Welcome to Janet's Blog

I first used this blog to publish "Trash" before I knew about ebooks. I wrote "Trash" twenty years ago. The novel explains why, in the original version of "If not for the tomatoes" Annie wrote: "We had aliens come and tell us". It wasn't Al Gore at all.

Annie isn't the hero of "Trash", but she has her own story ( a much more polished novel). Go to smashwords.com and look for "Tipping Point". (Follow the link to the right.)

If you're a first time visitor to my blog, try reading "If not for the tomatoes" first. (It's the short story in Annie's future - look in 6/5/07) This is only half the story, though. The complete story that inspired Tipping Point appears in my other blog as "Our choices".

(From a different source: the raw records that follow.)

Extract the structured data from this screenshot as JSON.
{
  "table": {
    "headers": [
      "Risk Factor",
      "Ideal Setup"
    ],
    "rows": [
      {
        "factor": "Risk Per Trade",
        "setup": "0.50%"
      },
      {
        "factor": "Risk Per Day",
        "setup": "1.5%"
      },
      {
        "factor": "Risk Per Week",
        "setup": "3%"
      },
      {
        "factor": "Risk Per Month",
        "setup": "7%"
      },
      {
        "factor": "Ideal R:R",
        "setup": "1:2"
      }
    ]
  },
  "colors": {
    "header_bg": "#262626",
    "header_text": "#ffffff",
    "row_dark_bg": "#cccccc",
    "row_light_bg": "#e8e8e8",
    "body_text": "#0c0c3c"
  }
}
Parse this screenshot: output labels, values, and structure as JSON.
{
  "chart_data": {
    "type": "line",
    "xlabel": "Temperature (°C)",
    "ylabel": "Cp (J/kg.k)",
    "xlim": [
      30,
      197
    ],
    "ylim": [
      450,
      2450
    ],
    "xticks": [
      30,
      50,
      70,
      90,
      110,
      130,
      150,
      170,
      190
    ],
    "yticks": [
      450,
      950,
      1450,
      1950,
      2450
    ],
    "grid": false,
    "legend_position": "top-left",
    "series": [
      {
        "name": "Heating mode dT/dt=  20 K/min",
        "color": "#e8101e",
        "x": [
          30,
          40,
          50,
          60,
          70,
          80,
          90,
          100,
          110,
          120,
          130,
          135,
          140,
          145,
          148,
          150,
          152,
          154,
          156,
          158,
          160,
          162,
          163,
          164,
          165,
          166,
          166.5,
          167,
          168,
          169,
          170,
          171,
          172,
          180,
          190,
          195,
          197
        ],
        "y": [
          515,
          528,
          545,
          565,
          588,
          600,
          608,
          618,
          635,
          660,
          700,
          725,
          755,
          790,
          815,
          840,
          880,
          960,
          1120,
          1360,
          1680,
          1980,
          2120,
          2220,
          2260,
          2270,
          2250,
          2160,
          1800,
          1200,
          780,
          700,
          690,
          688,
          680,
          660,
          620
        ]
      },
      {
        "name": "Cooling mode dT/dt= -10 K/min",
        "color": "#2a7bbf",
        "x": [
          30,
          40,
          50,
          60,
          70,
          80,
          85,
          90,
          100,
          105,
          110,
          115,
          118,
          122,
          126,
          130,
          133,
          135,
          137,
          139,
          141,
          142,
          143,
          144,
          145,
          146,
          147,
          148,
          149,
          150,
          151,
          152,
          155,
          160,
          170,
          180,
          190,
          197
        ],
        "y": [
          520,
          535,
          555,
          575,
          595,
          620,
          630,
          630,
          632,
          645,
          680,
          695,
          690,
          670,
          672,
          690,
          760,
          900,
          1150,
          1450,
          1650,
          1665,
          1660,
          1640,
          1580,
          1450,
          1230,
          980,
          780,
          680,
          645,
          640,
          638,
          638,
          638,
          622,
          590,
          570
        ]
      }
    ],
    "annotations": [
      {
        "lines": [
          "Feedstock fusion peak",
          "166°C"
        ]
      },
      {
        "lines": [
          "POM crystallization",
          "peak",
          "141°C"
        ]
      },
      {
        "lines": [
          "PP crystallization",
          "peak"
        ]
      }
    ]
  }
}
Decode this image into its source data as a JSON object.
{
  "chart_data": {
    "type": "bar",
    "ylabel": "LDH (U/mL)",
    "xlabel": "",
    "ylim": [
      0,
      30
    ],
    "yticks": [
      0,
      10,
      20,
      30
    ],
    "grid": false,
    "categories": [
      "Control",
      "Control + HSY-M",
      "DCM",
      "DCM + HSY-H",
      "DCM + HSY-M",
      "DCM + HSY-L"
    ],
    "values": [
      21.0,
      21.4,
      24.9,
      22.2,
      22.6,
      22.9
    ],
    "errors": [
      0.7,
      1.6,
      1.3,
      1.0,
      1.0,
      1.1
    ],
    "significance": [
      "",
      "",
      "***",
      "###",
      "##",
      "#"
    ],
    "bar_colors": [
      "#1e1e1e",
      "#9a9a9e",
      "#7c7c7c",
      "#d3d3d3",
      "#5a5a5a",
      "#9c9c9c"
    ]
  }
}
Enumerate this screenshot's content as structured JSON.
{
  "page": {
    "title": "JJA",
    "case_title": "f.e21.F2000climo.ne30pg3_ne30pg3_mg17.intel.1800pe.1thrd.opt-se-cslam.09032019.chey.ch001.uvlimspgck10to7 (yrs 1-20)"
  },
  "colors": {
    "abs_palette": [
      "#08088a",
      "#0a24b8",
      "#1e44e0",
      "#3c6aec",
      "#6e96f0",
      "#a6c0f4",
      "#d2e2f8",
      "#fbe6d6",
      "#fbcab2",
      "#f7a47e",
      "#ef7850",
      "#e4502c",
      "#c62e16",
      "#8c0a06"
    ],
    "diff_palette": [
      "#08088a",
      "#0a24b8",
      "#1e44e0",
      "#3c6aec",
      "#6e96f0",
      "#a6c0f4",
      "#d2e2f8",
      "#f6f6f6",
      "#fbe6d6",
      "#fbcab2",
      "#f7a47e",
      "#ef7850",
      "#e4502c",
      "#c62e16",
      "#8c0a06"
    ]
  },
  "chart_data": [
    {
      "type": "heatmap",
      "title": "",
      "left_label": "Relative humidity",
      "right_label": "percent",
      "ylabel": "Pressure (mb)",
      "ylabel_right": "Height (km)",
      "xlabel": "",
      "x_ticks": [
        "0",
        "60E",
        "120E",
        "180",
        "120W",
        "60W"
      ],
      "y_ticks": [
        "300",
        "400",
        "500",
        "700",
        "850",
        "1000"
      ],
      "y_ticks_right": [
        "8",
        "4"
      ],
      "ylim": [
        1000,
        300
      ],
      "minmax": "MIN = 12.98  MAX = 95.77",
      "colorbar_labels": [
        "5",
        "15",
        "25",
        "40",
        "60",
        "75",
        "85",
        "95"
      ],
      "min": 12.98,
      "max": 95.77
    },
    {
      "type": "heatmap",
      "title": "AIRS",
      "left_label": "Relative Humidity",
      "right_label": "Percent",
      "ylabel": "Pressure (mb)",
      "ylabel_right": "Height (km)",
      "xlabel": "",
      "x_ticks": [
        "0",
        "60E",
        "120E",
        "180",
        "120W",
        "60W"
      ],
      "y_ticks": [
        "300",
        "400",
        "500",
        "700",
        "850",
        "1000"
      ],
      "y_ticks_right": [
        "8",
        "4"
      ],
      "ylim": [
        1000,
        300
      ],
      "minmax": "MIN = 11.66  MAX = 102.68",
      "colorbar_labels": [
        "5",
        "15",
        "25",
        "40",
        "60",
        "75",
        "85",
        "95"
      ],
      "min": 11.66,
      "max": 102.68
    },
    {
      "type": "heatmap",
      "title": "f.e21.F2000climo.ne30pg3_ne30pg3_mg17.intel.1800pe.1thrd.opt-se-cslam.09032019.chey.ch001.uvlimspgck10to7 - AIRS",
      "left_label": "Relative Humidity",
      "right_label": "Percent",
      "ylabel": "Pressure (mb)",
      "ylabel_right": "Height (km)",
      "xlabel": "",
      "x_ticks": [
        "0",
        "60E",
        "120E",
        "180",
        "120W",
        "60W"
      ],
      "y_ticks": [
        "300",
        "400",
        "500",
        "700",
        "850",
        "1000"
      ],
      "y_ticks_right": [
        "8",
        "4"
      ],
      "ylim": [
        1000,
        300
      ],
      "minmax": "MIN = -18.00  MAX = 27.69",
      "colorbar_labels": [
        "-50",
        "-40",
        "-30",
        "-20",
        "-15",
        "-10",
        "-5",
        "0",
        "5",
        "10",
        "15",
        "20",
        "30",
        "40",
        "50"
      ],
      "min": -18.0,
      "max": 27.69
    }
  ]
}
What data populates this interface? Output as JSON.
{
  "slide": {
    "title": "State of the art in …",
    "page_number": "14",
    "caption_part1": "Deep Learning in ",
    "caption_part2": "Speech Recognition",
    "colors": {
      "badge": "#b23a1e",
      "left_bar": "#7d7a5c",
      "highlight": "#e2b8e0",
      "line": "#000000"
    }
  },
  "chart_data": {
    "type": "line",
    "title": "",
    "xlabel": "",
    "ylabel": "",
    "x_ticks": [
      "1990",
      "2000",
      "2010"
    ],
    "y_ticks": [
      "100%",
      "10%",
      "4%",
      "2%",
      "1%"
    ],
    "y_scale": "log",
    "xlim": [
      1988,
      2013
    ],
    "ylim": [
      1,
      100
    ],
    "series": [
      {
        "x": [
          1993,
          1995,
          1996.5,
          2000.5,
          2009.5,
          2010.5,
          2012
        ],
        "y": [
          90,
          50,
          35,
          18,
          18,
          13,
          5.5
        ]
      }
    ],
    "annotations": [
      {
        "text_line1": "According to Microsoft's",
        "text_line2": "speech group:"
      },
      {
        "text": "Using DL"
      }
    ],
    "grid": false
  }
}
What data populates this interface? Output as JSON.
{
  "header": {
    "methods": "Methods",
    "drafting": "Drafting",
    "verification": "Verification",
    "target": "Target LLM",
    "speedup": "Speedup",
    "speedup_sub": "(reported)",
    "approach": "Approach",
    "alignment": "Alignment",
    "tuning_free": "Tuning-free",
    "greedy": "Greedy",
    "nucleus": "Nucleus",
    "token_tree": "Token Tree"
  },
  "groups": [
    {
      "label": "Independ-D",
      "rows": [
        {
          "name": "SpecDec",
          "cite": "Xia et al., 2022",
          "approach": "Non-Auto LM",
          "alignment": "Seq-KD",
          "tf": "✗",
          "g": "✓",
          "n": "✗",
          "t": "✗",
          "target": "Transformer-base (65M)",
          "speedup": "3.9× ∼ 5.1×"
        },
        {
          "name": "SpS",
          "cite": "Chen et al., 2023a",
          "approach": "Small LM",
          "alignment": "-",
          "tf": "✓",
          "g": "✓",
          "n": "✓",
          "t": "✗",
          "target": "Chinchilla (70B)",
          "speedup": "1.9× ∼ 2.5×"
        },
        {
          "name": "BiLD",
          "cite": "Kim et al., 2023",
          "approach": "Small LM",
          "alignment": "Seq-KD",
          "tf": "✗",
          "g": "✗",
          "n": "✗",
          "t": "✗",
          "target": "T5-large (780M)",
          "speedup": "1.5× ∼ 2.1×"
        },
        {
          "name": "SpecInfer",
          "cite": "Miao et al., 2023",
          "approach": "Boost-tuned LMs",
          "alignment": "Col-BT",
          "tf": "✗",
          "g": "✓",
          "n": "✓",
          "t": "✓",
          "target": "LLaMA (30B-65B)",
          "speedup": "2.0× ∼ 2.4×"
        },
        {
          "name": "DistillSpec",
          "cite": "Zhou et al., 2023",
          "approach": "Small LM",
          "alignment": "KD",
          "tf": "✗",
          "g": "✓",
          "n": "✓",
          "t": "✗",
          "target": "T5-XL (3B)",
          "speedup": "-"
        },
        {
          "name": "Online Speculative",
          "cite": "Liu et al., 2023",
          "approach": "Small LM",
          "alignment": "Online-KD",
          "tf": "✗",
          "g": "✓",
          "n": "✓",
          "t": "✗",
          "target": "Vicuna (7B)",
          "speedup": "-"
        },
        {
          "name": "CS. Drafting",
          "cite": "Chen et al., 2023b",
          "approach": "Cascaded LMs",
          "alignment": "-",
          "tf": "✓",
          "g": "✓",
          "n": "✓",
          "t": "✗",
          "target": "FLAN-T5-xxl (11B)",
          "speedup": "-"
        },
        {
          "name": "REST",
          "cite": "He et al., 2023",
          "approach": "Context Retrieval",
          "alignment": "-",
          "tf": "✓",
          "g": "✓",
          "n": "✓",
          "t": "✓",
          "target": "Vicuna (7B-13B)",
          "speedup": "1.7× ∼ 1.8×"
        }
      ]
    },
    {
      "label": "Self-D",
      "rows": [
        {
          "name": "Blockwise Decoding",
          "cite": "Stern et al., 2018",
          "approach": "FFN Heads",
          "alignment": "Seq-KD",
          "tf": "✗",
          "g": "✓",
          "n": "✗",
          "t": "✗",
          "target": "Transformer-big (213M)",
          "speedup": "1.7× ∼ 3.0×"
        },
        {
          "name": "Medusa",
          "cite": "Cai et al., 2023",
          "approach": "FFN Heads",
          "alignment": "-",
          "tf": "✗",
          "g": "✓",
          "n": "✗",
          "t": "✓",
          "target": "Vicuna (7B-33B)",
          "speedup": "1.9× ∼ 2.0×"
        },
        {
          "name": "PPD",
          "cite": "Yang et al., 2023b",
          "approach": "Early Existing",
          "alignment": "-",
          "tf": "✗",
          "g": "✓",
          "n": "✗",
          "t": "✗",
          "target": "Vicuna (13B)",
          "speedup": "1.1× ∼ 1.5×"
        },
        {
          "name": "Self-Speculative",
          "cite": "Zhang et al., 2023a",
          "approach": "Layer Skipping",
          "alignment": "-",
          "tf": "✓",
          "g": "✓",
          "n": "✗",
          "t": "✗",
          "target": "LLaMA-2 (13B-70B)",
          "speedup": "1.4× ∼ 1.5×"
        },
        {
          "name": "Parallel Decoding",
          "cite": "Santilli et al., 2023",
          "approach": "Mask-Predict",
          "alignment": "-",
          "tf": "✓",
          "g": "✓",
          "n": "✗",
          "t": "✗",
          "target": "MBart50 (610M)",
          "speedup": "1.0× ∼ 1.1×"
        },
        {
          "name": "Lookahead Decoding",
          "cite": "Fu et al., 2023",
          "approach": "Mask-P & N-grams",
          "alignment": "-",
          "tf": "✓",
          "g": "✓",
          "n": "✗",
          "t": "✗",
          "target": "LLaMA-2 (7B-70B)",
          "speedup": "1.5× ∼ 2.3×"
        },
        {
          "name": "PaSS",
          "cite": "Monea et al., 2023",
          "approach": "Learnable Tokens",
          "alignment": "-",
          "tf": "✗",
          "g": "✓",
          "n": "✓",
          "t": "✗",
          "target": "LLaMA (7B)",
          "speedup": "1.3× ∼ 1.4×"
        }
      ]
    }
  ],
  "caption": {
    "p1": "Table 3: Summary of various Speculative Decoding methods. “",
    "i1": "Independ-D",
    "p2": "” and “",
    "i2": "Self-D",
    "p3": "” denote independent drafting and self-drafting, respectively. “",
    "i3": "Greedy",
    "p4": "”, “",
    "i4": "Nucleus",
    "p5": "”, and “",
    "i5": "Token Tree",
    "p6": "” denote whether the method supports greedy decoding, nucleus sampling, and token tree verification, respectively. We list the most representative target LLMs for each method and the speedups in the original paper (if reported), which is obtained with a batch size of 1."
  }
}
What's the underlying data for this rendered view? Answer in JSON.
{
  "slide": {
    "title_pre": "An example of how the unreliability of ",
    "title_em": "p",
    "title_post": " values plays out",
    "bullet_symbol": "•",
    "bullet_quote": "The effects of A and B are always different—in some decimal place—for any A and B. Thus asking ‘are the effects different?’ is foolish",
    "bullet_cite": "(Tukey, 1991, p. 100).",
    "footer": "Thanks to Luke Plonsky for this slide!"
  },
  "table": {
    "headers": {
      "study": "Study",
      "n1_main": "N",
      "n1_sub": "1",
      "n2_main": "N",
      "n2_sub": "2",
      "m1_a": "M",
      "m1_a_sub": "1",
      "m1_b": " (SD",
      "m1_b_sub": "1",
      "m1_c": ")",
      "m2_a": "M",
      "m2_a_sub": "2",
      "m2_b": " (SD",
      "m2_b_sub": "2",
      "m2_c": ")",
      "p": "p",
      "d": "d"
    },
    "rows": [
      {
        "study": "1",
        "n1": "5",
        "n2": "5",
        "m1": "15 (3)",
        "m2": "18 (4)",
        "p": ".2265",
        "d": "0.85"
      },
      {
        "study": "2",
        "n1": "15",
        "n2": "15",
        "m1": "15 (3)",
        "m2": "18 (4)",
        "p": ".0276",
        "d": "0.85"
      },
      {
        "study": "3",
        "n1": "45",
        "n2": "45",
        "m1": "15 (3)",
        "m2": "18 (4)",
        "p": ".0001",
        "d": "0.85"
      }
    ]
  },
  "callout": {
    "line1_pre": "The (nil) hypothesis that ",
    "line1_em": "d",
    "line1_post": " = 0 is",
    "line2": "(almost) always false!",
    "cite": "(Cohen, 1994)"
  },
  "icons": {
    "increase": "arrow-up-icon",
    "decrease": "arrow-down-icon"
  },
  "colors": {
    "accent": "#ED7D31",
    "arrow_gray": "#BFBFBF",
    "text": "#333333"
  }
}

To begin reading "Trash", start at 17/6/07. (Many apologies for the poor navigation.)

READ ON FOR LATEST BLOG POST


Wednesday 14 August 2013

Metro 2033

My daughter and I have an on-going discussion about the relative merits of books and computer games as the means for story-telling. I visited Cally yesterday and was talking about the game I was playing - Metro 2033. (Yes! I'm a middle-aged woman who plays games on her PC. Forgive me for being a sell-out but my children made me do it. When they taught me the card game "Magic - The Gathering" I found it to be enjoyable. So I let them introduce me to computer games and found that I enjoyed being immersed in the experience. I understood why they played these games. Have you ever tried them? Perhaps you should. Apart from my own enjoyment, I discovered a new avenue of conversation with my teenage son.)

As I explained to Cally that I was playing through the game again to try to see the alternate ending, her house-mate picked a book from a shelf and handed me a copy of "Metro 2033" by Dmitry Glukhovsky, the novel on which the game was based. I was stunned and grateful at the kindness in this house full of gamers, and pleased to know that books are still valued.

I've begun reading it. Twenty pages in and I am relishing the detail as the novel tells me more about the creaking, desolate tunnels of post-apocalyptic Moscow's underground railway. As I read I can see the figures from the game, huddled around fires for warmth as they guard their outposts against the mutant hordes.

I've enjoyed playing the game. Figuring out how to survive in the harrowing holocaust landscape was great fun.  But now I have to read and find out the details that wouldn't fit into the game.